04 março, 2007 22:06  
Blogger Jean Gabriel said...

Pedro,

Eu também não achei o artigo do prof. Janine bom, apenas achei exagerada a reação a ele.
Concordo com você que não seria uma boa solução a aplicação da pena de morte no Estado brasileiro atual. Afinal, temos todo o problema das causas sociais da violência, que não estariam sendo atacadas...

Mas não necessariamente a defesa da pena de morte é algo que atente contra a LIBERDADE, que é o mote deste blog. Pois em um autogoverno como o ateniense a maioria da população poderia decidir livremente (nesse caso em assembléia com no mínimo 6.000 cidadãos) se um assassino deveria ser condenado à morte ou banido. Era uma decisão democrática.

O monopólio do Estado na coerção e na produção de leis é coisa recente na história. Começou com o Estado absolutista (a partir do séc. XVI), e não nas democracias antigas nem nas repúblicas renascentistas. O sistema prisional e a polícia nos moldes atuais só surgiram a partir do séc. XIX na Inglaterra e na França, que ainda não adotavam o sufrágio universal e tratavam a questão social como assunto de "polícia".

A questão é complexa.

Agora, não condeno o sentimento de vingança. Não acho digno que o pai daquela menina que foi estuprada uma semana e esquartejada tenha perdoado os criminosos. Não gosto desse negócio de oferecer a outra face. Prefiro os valores anteriores à religião dos galileus. Não o condenaria se ele tivesse ido matar os assassinos de sua filha. Creio que ele até teria uma chance no júri popular.

Aí entra outro ponto. A indignação contra o crime e a vingança não são simplesmente individuais. Um dos pais da sociologia, Durkheim, escreveu sobre "O normal e o patológico". Uma taxa de crimes sempre existirá, é normal. Quando a taxa cresce demais alguma coisa está errada. A sociedade pode estar vivendo uma anomia (ausência de regras) uma desintegração social. Mas tem um outro lado do crime. O crime tem uma função social! Quando uma comunidade fica indignada ou quando reprime um criminoso até mesmo em um linchamento o que está sendo reforçado neste momento? Os valores coletivos compartilhados por todos. Os laços sociais. O crime, ao ser reprimido pela comunidade, contribuiu para o reforço dos valores coletivos.

Quando não há mais indignação, é porque não há mais força em nenhum valor coletivo.

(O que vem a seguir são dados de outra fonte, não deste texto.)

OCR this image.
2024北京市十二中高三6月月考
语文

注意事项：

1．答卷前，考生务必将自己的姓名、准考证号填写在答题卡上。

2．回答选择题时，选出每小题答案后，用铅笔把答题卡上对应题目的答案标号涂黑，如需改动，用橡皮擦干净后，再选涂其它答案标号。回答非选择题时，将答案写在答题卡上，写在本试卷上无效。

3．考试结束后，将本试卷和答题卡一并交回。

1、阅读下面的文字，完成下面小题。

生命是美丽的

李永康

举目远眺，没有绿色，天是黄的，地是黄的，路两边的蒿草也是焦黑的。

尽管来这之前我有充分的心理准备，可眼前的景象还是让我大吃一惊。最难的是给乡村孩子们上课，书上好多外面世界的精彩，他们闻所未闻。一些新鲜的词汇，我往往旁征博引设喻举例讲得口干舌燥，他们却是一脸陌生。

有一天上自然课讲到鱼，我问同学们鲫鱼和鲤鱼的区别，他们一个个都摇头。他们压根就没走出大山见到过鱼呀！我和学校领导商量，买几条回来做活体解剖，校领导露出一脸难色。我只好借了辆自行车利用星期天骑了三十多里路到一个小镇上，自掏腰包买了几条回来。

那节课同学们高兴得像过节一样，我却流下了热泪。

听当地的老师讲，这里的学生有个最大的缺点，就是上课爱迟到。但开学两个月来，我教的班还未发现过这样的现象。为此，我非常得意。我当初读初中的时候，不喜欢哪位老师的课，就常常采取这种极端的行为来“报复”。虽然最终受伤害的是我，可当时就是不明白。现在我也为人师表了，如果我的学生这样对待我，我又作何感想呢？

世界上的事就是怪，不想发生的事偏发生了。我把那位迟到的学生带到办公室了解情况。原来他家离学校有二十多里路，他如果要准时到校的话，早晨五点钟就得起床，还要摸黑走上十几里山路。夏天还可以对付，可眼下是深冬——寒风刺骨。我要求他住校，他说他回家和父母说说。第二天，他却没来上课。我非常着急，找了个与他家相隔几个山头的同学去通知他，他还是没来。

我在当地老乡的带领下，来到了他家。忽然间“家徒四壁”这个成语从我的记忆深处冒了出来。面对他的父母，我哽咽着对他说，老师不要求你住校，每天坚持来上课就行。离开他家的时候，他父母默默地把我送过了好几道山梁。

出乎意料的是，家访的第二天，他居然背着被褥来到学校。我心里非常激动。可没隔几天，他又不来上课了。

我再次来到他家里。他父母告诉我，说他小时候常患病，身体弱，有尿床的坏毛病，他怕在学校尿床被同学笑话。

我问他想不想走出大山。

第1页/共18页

Prevalece o individualismo.

Agora eu faço uma pergunta e a deixo no ar:
Os direitos humanos, ao colocar o foco no indivíduo e ao impedir ou recriminar as manifestações de indignação popular, não reforçam o individualismo?

Abs

05 março, 2007 17:44  
Anonymous Anônimo said...

Não percebo a relativização na afirmação de que o iluminista vê sua posição como obrigação. Para o iluminista o Iluminismo é, sim, um ponto de vista, ou melhor, o ponto de vista da Razão, o que, a seus "olhos", o torna obrigatório. Quanto à diferença entre "verdadeiro" e "belo" na esfera da moral, não vejo na prática - e só importa a prática! - divergência alguma.
Desculpe-me por retomar essa discussão; esse tal de Janine, pelo que tem dito, estaria bem pago se todos dessem de ombros a suas patetices, porque não passam disso seus devaneios sentimentais, que se encaixariam melhor num diário de moça pudica indignada - oh, a indignação das meninas!
Bem, retomei esse assunto porque hoje há um artigo na Folha Ilustrada que, ainda que tenha a impressão de que você não concordará com ele por completo, expressa o caráter dogmático das Luzes que, bem apontado por você, parece escapar à intelectualidade semi-alfabetizada que teima em pastorear a "massa" que faz sua prece matinal ajoelhada diante dum jornal. O artigo é de João Pereira Coutinho, que, depois de falar em "virtudes naturais", faz o sinal da cruz ao referir-se a Robespierre, Mao, Lênin e Hitler. Por sinal, malditos ingleses - maldito Chamberlain! - por terem dado tanta corda ao führer, fazendo com que qualquer filisteu o coloque ao lado de Robespierre e Lênin como um inimigo da "civilização".
Quanto ao dilema de Pedro, lembre-se de que para os gregos a vingança era considerada mais doce que o mel - e eles tinham o mel do Himeto! Mas os gregos, que civilização mais bárbara!
Matar o homem errado é grotesco. Entretanto, em não havendo dúvidas quanto ao merecedor da vingança - e não falo em dúvida razoável, não deve haver dúvida alguma, deve-se ter a mais cristalina certeza - que mal há em adiantar o inevitável para aquele que perder completamente a medida?

07 março, 2007 10:38  
Blogger Jean Gabriel said...

Tamerlão,

Concordo com você quanto ao sentimentalismo piegas de Janine. Quanto ao iluminismo ser um ponto de vista discordo. Você disse que, para o iluminista, o iluminismo é o ponto de vista de quem usa a razão. Ou seja, se você pensa, será iluminista. Então para eles há apenas uma verdade, que é descoberta por eles, que fazem a razão prevalecer sobre sentimentos, paixões, contexto histórico etc.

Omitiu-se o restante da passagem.